Esse talento foi reconhecido desde cedo, quando gravou o primeiro disco, "Desafio das léguas", em 1989, já com participações luxuosas de Vital Farias, Xangai, Décio Marques e Dominguinhos e composições de Virginio Siqueira.
Na época, Maciel Melho morava em Salvador e estava envolvido com a musicalidade local. "Foi num show lá que conheci Dominguinhos e perguntei se dava para colocar a sanfona dele no meu disco, e marquei para o outro dia. Achava que ele nem ia lembrar, mas quando cheguei no estúdio ele estava lá embaixo, me esperando. Foi quando vi a grandeza dele, a genialidade, simplicidade. Dominguinhos deixou um legado enorme para nós", lembrou.
Maciel Melo faz letra e melodia. Tem centenas músicas no papel e quase 200 gravadas. Paulinho da Viola e Djavan são intérpretes ainda desejados. Na música universal, urbana, elegeu Chico Buarque como compositor favorito. Já o poeta da música para ele, é Zé Dantas, um dos grandes parceiros de Luiz Gonzaga, nascido também no Sertão do Pajeú, em Carnaíba. José de Souza Dantas Filho, o Zé Dantas neste ano de 2021 completaria 100 anos de nascimento de vivo fosse.
"A música que eu faço é a que Gonzaga gostava de cantar. Até pelo fato de eu ser discípulo dele e ter saído do Sertão com a minha personalidade formada, mantenho viva a ‘sertanidade’ na minha obra, as tradições e costumes do povo como temas, a aridez nas canções. Acho que 20% das minhas letras ele gravaria", palpita.
Iguaraci foi o berço de tudo, onde o Neguinho de Heleno ouviu os primeiros sons da sanfona do pai, das violas dos repentistas, a poesia dos cantadores. Quem chega lá vê na entrada da cidade a placa que diz "Terra de Maciel Melo".
Sabendo que sua música vai longe, Maciel não deixa de usá-las como protesto, como fez em "Pingo d'água" e "Meninos do Sertão", esta última gravada em 2000 por Zé Ramalho.

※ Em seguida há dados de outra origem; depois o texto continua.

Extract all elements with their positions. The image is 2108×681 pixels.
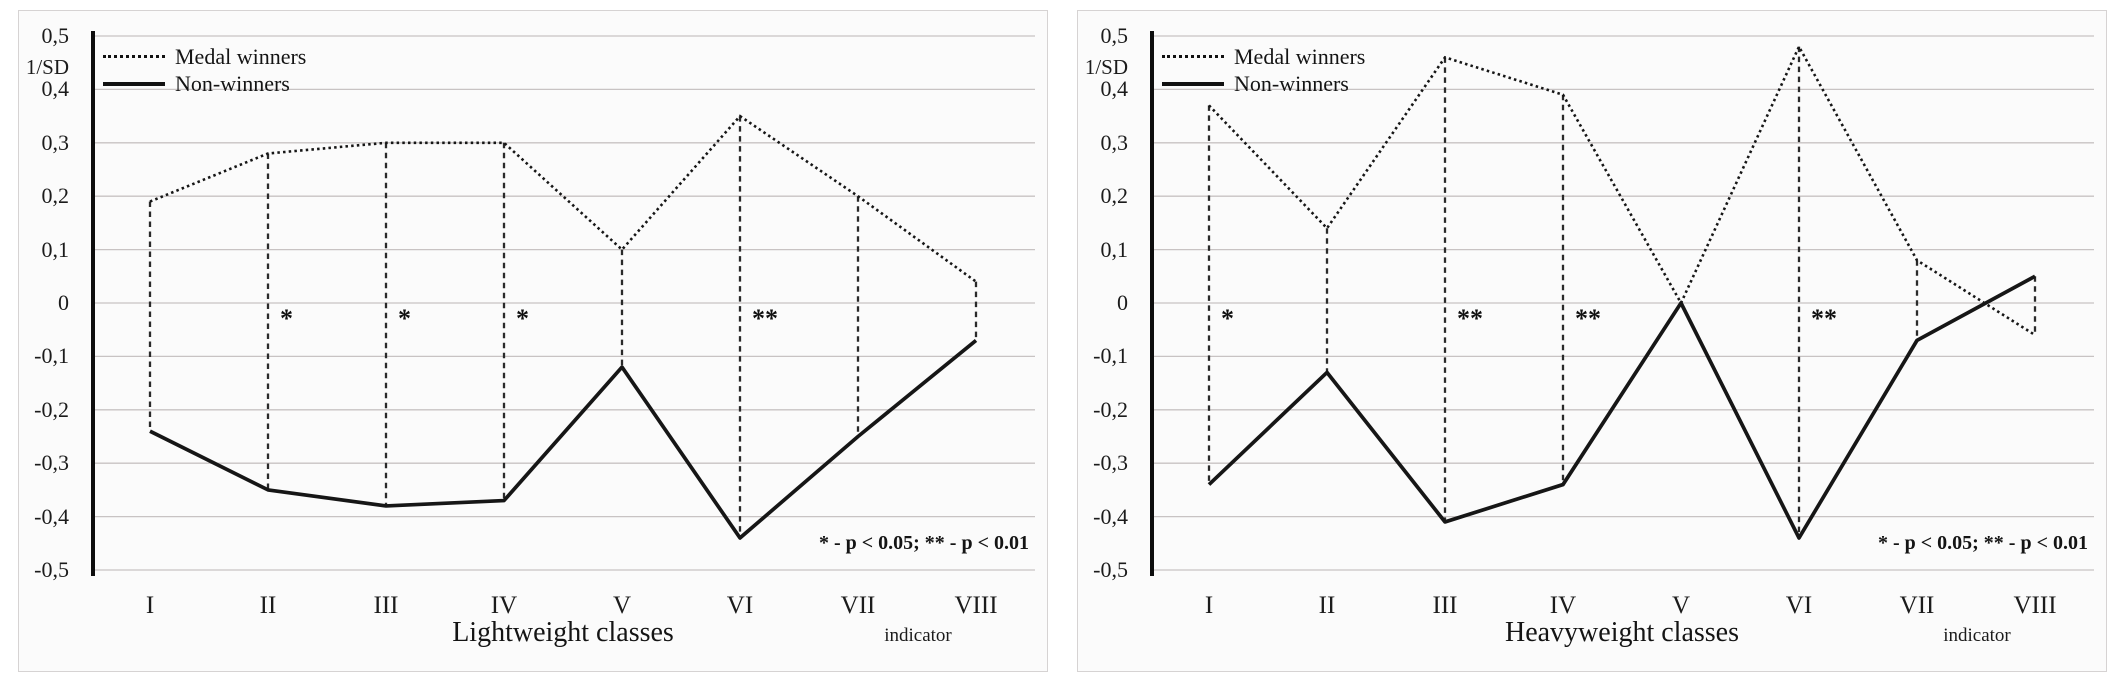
non-winners-line-sample xyxy=(103,81,165,86)
medal-winners-line-sample xyxy=(1162,55,1224,58)
y-tick-label: 0,1 xyxy=(1100,236,1129,262)
significance-marker: ** xyxy=(1575,304,1601,333)
y-tick-label: -0,3 xyxy=(1093,450,1128,476)
x-category-label: VIII xyxy=(2013,592,2057,619)
plot-canvas: * ** ** ** xyxy=(1150,31,2094,576)
y-tick-label: -0,5 xyxy=(1093,557,1128,582)
legend-item-non-winners: Non-winners xyxy=(103,70,306,97)
y-tick-label: -0,2 xyxy=(34,396,69,422)
y-tick-label: 0,4 xyxy=(41,76,70,102)
significance-note: * - p < 0.05; ** - p < 0.01 xyxy=(1877,532,2088,554)
non-winners-line xyxy=(149,338,978,540)
y-tick-label: -0,1 xyxy=(34,343,69,369)
y-tick-label: -0,4 xyxy=(1093,503,1128,529)
significance-marker: * xyxy=(398,304,411,333)
y-tick-label: -0,4 xyxy=(34,503,69,529)
legend-label-medal-winners: Medal winners xyxy=(175,43,307,69)
x-category-label: II xyxy=(259,592,277,619)
y-tick-label: 0 xyxy=(1117,290,1128,315)
x-category-label: VI xyxy=(726,592,754,619)
significance-marker: ** xyxy=(1457,304,1483,333)
x-axis-title: Heavyweight classes xyxy=(1504,617,1740,648)
legend: Medal winners Non-winners xyxy=(103,43,306,97)
legend: Medal winners Non-winners xyxy=(1162,43,1365,97)
significance-marker: * xyxy=(516,304,529,333)
y-tick-label: 0,2 xyxy=(41,183,70,209)
y-tick-label: 0,5 xyxy=(41,23,70,48)
y-tick-label: 0,5 xyxy=(1100,23,1129,48)
y-tick-label: -0,5 xyxy=(34,557,69,582)
x-category-label: V xyxy=(612,592,632,619)
medal-winners-line xyxy=(1208,43,2036,337)
y-tick-label: -0,3 xyxy=(34,450,69,476)
x-axis-note: indicator xyxy=(884,625,952,646)
legend-item-non-winners: Non-winners xyxy=(1162,70,1365,97)
medal-winners-line-sample xyxy=(103,55,165,58)
x-category-label: II xyxy=(1318,592,1336,619)
legend-label-non-winners: Non-winners xyxy=(1234,70,1349,96)
x-axis-note: indicator xyxy=(1943,625,2011,646)
x-category-label: VII xyxy=(1899,592,1935,619)
x-category-label: I xyxy=(1204,592,1214,619)
heavyweight-chart-panel: 0,5 0,4 0,3 0,2 0,1 0 -0,1 -0,2 -0,3 -0,4 -0,5 1/S… xyxy=(1077,10,2107,672)
y-tick-label: -0,2 xyxy=(1093,396,1128,422)
x-axis-title: Lightweight classes xyxy=(452,617,674,648)
y-tick-label: 0,3 xyxy=(41,129,70,155)
significance-marker: * xyxy=(280,304,293,333)
x-category-label: IV xyxy=(1549,592,1577,619)
legend-label-non-winners: Non-winners xyxy=(175,70,290,96)
significance-marker: * xyxy=(1221,304,1234,333)
legend-item-medal-winners: Medal winners xyxy=(1162,43,1365,70)
y-axis-unit-label: 1/SD xyxy=(25,55,69,79)
y-tick-label: 0,3 xyxy=(1100,129,1129,155)
non-winners-line-sample xyxy=(1162,81,1224,86)
x-category-label: IV xyxy=(490,592,518,619)
x-category-label: V xyxy=(1671,592,1691,619)
plot-canvas: * * * ** xyxy=(91,31,1035,576)
y-tick-label: 0,2 xyxy=(1100,183,1129,209)
y-tick-label: -0,1 xyxy=(1093,343,1128,369)
y-axis-unit-label: 1/SD xyxy=(1084,55,1128,79)
x-category-label: VII xyxy=(840,592,876,619)
significance-note: * - p < 0.05; ** - p < 0.01 xyxy=(818,532,1029,554)
x-category-label: I xyxy=(145,592,155,619)
y-tick-label: 0 xyxy=(58,290,69,315)
x-category-label: VIII xyxy=(954,592,998,619)
significance-marker: ** xyxy=(1811,304,1837,333)
lightweight-chart-panel: 0,5 0,4 0,3 0,2 0,1 0 -0,1 -0,2 -0,3 -0,4 -0,5 1/S… xyxy=(18,10,1048,672)
y-tick-label: 0,1 xyxy=(41,236,70,262)
legend-label-medal-winners: Medal winners xyxy=(1234,43,1366,69)
non-winners-line xyxy=(1207,274,2036,540)
x-category-label: III xyxy=(1432,592,1458,619)
significance-marker: ** xyxy=(752,304,778,333)
x-category-label: VI xyxy=(1785,592,1813,619)
medal-winners-line xyxy=(149,114,977,283)
x-category-label: III xyxy=(373,592,399,619)
y-tick-label: 0,4 xyxy=(1100,76,1129,102)
legend-item-medal-winners: Medal winners xyxy=(103,43,306,70)
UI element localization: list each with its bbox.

"Acho que a função da gente não é só entreter, mas denunciar, questionar. Tem gente que é alienada, se for falar de política some, mas escuta se for música. Então essa é uma maneira de chegar aos ouvidos dos desatentos", comentou. As letras do sertanejo podem ser duras, mas amolecem os quadris, são feitas para dançar. Ele muda arranjos e até usa guitarra elétrica, mas nunca fere a essência do que acredita ser o verdadeiro forró. "Pode me chamar de cafona/ Eu gosto é de sanfona/ Eu gosto é de forró", canta seus versos de "O Velho arvoredo". (Reportagem de Luna Markman, G1 Pernambuco).